Спенсер не сводил с нее глаз, его губы подергивались.
— Неужели ты только что навала меня ослом?
Она яростно закивала; ее волосы неистово метались по плечам.
Он ничего не мог с собой поделать. Спенсер улыбнулся, пребывая в твердой уверенности, что еще ни одна женщина не разговаривала с ним подобным образом. Он хохотнул. Спенсер даже не смог бы припомнить, чтобы женщина хоть когда-нибудь теряла в его присутствии свое самообладание. В этом было… что-то новенькое.
Она пристально посмотрела на него, будто он сошел с ума. Он встал вслед за Эвелиной.
— Так значит, я осел?
— Да. Так точно.
— Потому что я стараюсь сделать как лучше для Николаса?
Он шагнул к ней, вопросительно изогнув бровь.
Эви топнула ногой, ее щеки очаровательно запылали.
— Я его мать. Я растила его с тех пор как…
— Ты обесчестила себя, — напрямик заявил он. — Чудо, что тебе так долго удавалось держать это в тайне.
Она замолчала и нахмурилась, крепко стиснув руки.
— Ничего удивительного. Бедная деревенская вдова не привлекает особого внимания.
— Бесчестье, — продолжал Спенсер, не собираясь отставать от нее, — следует за тобой по пятам, выжидая лишь удобного момента, чтобы запятнать и Николаса.

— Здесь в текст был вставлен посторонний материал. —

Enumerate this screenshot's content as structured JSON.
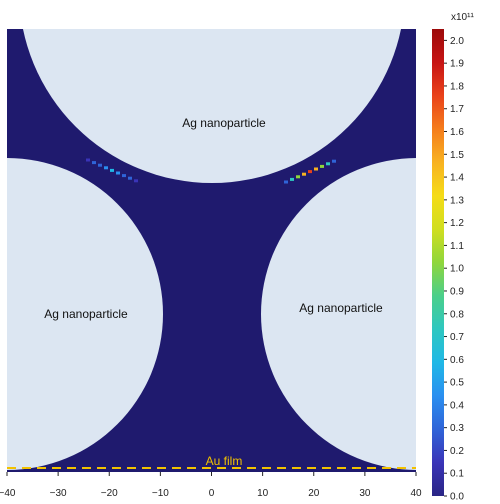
{
  "chart_data": {
    "type": "heatmap",
    "colorbar": {
      "exponent_label": "x10¹¹",
      "min": 0.0,
      "max": 2.05,
      "ticks": [
        "0.0",
        "0.1",
        "0.2",
        "0.3",
        "0.4",
        "0.5",
        "0.6",
        "0.7",
        "0.8",
        "0.9",
        "1.0",
        "1.1",
        "1.2",
        "1.3",
        "1.4",
        "1.5",
        "1.6",
        "1.7",
        "1.8",
        "1.9",
        "2.0"
      ],
      "colors": [
        "#2a2585",
        "#3a34b8",
        "#2f64d8",
        "#2a8ff0",
        "#20b8e6",
        "#2ec7c0",
        "#4bcf8a",
        "#8fd63c",
        "#d0de1f",
        "#f5dc17",
        "#f8b221",
        "#f57d1c",
        "#e9421b",
        "#c71414",
        "#9c0a0a"
      ]
    },
    "x_axis": {
      "ticks": [
        "−40",
        "−30",
        "−20",
        "−10",
        "0",
        "10",
        "20",
        "30",
        "40"
      ],
      "range": [
        -40,
        40
      ]
    },
    "regions": [
      {
        "label": "Ag nanoparticle"
      },
      {
        "label": "Ag nanoparticle"
      },
      {
        "label": "Ag nanoparticle"
      },
      {
        "label": "Au film"
      }
    ],
    "hotspots": [
      {
        "x": -18,
        "intensity": 0.6
      },
      {
        "x": 20,
        "intensity": 1.8
      }
    ],
    "background_color": "#1f1a6e",
    "particle_color": "#dce6f2",
    "film_line_color": "#f2c200"
  }
}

Наш брак вовсе не означает, что твой маленький обман так и останется нераскрытым, но если все выйдет наружу, людям на это будет, скорее всего, наплевать.
Эви яростно дышала, но молчала. Да и что она могла сказать? Спенсер был прав.
— Кое-что приводит меня в недоумение… ты просто бесчувственная или…
— Или? — подсказала она, ее глаза извергали синее пламя.
— Или сама мысль о том, чтобы выйти за меня замуж и разделить со мной постель отталкивает тебя до такой степени, что ты, очевидно, не хочешь поступать как лучше для тебя и для Николаса.
Эви слегка побледнела. Судя по виду, она нервничала, ее взор метал на него молнии.
— Я не говорила, что передумала. Я всего лишь хотела немного подождать, прежде чем мы перейдем к интимной близости, — она облизнула губы.
Его память снова возвратилась к тому поцелую в саду. Приятно, но мало. Отклик Эви, прежде чем она вырвалась, сулил восхитительную страсть. Изголодавшись по иному вкусу, Спенсер потупил взгляд и посмотрел на ее губы.
Эви неуклюже провела рукой по распущенной копне волос и продолжила:
— Я не смогла бы зайти так далеко с мужчиной, которого нахожу отталкивающим. Я просто-напросто тебя не знаю.
И не хочу знать.
Она этого не сказала, но все было ясно и без слов. Спенсер догадывался об этом. Понимал по ее скованной, гневной позе. Чувствовал, как ее невысказанные слова пробирают его до кишок. Непонятно почему, но она пыталась воздвигнуть меж ними стену.
И ему это не нравилось.
— Ты права.
Ее глаза заблестели.
— Я?
— Некоторые вещи нельзя запланировать.
Она неуверенно улыбнулась.
— Да. Совершенно верно.
— Вот именно. Порой, — он поднял голову, — в плотские отношения вступают, даже не дождавшись брачной ночи.